The FDA gives fast track status to experimental treatments that have the potential to fill unmet medical needs in the treatment of serious conditions. The designation is intended to speed the development of needed therapies, and gives ADI-001’s developer, Adicet Bio, access to certain perks, such as more frequent communication with the FDA throughout the drug development process.
“The FDA’s decision to grant ADI-001 fast track designation for lupus nephritis underscores the urgent need for new therapies for this chronic disease,” Chen Schor, president and CEO of Adicet, said in a company press release.
CAR T-cell therapy is a type of cell therapy that’s attracted substantial interest as a potential treatment for lupus. These therapies use T-cells — immune cells that have the ability to destroy other cells — that are engineered to be equipped with chimeric antigen receptor, or CAR, that directs them to attack and eliminate other cells having specific protein markers.
ADI-001 specifically uses a subset of T-cells, called gamma delta T-cells, which naturally home in to tissues. This makes them an attractive choice for autoimmune diseases that attack and damage specific organs and tissues, including the kidneys. These T-cells are equipped with a CAR that targets CD20, a protein found on the surface of B-cells — another type of immune cell that plays a central role in the autoimmune attack that drives lupus.
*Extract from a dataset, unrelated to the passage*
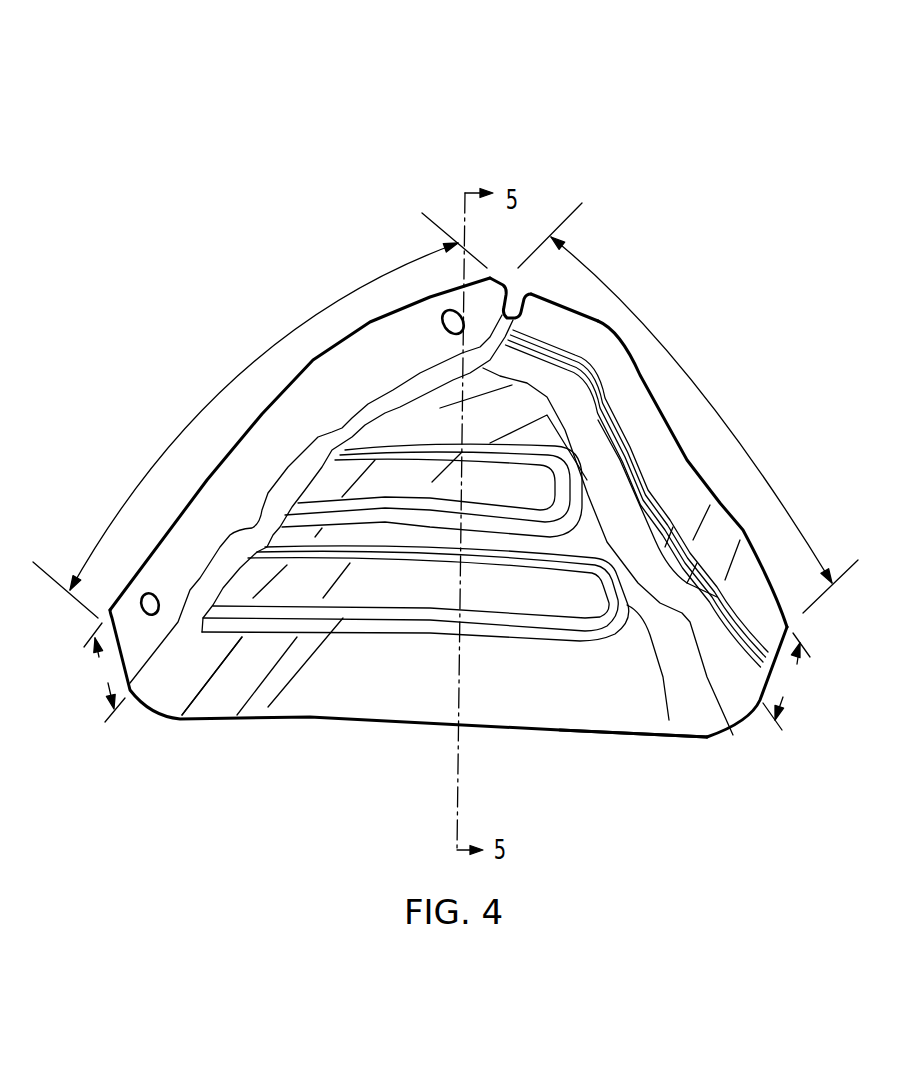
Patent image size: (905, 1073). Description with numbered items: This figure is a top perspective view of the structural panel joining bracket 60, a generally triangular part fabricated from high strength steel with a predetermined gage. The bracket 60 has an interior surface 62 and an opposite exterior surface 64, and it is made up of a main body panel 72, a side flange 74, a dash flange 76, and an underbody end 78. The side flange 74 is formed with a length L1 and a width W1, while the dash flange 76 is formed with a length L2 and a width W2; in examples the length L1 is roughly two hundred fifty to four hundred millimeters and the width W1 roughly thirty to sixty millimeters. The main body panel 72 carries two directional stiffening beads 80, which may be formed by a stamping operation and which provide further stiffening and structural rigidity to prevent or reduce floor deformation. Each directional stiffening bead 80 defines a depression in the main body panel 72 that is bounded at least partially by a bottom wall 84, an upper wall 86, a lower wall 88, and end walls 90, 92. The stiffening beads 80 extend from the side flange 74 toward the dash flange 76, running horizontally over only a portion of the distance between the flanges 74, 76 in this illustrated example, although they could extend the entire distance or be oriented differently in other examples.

By depleting B-cells, ADI-001 is expected to reduce disease activity.
CAR T-cell therapy with donor-derived cells
Most CAR T-cell therapies are autologous treatments that involve harvesting a patient’s own T-cells, engineering them in a lab to equip them with the intended CAR, and then infusing them back into the patient. ADI-001, however, is designed to be an allogeneic, or off-the-shelf, therapy. This means that rather than being harvested from the patient who is to receive treatment, T-cells are isolated from healthy donors. After being modified and expanded in the lab, donor-derived T-cells can be used to treat multiple patients.
ADI-001 is expected to enter clinical testing for lupus nephritis in the coming weeks. “We plan to initiate our Phase 1 clinical study in lupus nephritis later this month,” Schor said.
Adicet is also developing ADI-001 as a potential treatment for certain blood cancers that are characterized by the uncontrolled growth of B-cells. According to Schor, early clinical data from cancer patients has indicated that the off-the-shelf therapy is able to destroy B-cells just as well as autologous CAR T-cell therapies.
“We believe we are well positioned to expand our autoimmune program to address additional indications beyond lupus nephritis,” Schor said, noting that Adicet will provide its investors with a “comprehensive update” about ADI-001 and its other experimental therapies for autoimmune diseases “in the near term.”